The Data Science Lab
Matrix Inverse from Scratch Using QR Decomposition with C#
Dr. James McCaffrey of Microsoft Research guides you through a full-code, step-by-step tutorial on "one of the most important operations in machine learning."
Computing the inverse of a matrix is one of the most important operations in machine learning. If some matrix A has shape n-by-n, then its inverse matrix Ai is n-by-n and the matrix product of Ai * A is the n-by-n Identity matrix (1s on the upper-left to lower-right main diagonal, 0s off the diagonal).
An analogy in ordinary arithmetic is that for a number n, its inverse ni is a number such that n * ni = 1. For example, the inverse of 5 is 0.20 because 5 * 0.20 = 1.
There are several algorithms to compute a matrix inverse, and each algorithm has several variations. Three common algorithms are LUP ("lower upper permutation"), SVD ("singular value decomposition") and QR (not an acronym). This article presents a from-scratch C# language implementation of matrix inverse using the Householder version of the QR algorithm.
There are pros and cons of each matrix inverse algorithm. In the early days of programming, when machines had limited memory and slow processors, the practical differences between matrix inverse algorithms were far more important than today. In my subjective opinion, QR-Householder matrix inversion has medium complexity, medium stability and medium efficiency.
A good way to see where this article is headed is to take a look at the screenshot of a demo program in Figure 1. For simplicity, the demo sets up a small 4-by-4 matrix A:
4.00 7.00 1.00 2.00
6.00 0.00 3.00 5.00
8.00 1.00 9.00 2.00
2.00 5.00 6.00 -3.00
The demo computes the inverse Ai:
0.5735 -1.2426 1.0221 -1.0074
0.0000 0.2500 -0.2500 0.2500
-0.4118 0.8088 -0.5735 0.6912
-0.4412 1.2059 -0.8824 0.7941
The demo concludes by computing Ai * A to verify the result is the Identity matrix:
1.0000 0.0000 0.0000 0.0000
0.0000 1.0000 0.0000 -0.0000
0.0000 0.0000 1.0000 0.0000
0.0000 0.0000 0.0000 1.0000
The -0.0000 value at cell [1][3] indicates that the value there is a very small negative number (truncated for display), not a special negative-zero value of some sort.
This article assumes you have intermediate or better programming skill but doesn't assume you know anything about the QR-Householder matrix inverse algorithm. The demo is implemented using C#, but you should be able to refactor the demo code to another C-family language if you wish.

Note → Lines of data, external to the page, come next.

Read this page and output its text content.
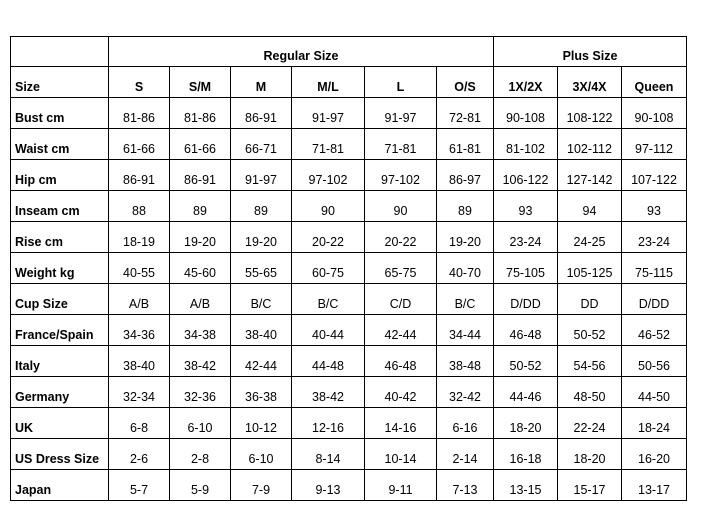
	Regular Size						Plus Size		
Size	S	S/M	M	M/L	L	O/S	1X/2X	3X/4X	Queen
Bust cm	81-86	81-86	86-91	91-97	91-97	72-81	90-108	108-122	90-108
Waist cm	61-66	61-66	66-71	71-81	71-81	61-81	81-102	102-112	97-112
Hip cm	86-91	86-91	91-97	97-102	97-102	86-97	106-122	127-142	107-122
Inseam cm	88	89	89	90	90	89	93	94	93
Rise cm	18-19	19-20	19-20	20-22	20-22	19-20	23-24	24-25	23-24
Weight kg	40-55	45-60	55-65	60-75	65-75	40-70	75-105	105-125	75-115
Cup Size	A/B	A/B	B/C	B/C	C/D	B/C	D/DD	DD	D/DD
France/Spain	34-36	34-38	38-40	40-44	42-44	34-44	46-48	50-52	46-52
Italy	38-40	38-42	42-44	44-48	46-48	38-48	50-52	54-56	50-56
Germany	32-34	32-36	36-38	38-42	40-42	32-42	44-46	48-50	44-50
UK	6-8	6-10	10-12	12-16	14-16	6-16	18-20	22-24	18-24
US Dress Size	2-6	2-8	6-10	8-14	10-14	2-14	16-18	18-20	16-20
Japan	5-7	5-9	7-9	9-13	9-11	7-13	13-15	15-17	13-17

The source code for the demo program is long, but is presented in this article. The complete code is also available in the accompanying file download, and is available online. The demo code has all normal error checking removed to keep the main ideas clear.
The Demo Program
I used Visual Studio 2022 (Community Free Edition) for the demo program. I created a new C# console application and checked the "Place solution and project in the same directory" option. I specified .NET version 8.0. I named the project MatrixInverseQR. I checked the "Do not use top-level statements" option to avoid the program entry point shortcut syntax.
The demo has no significant .NET dependencies, and any relatively recent version of Visual Studio with .NET (Core) or the older .NET Framework will work fine. You can also use the Visual Studio Code program if you like.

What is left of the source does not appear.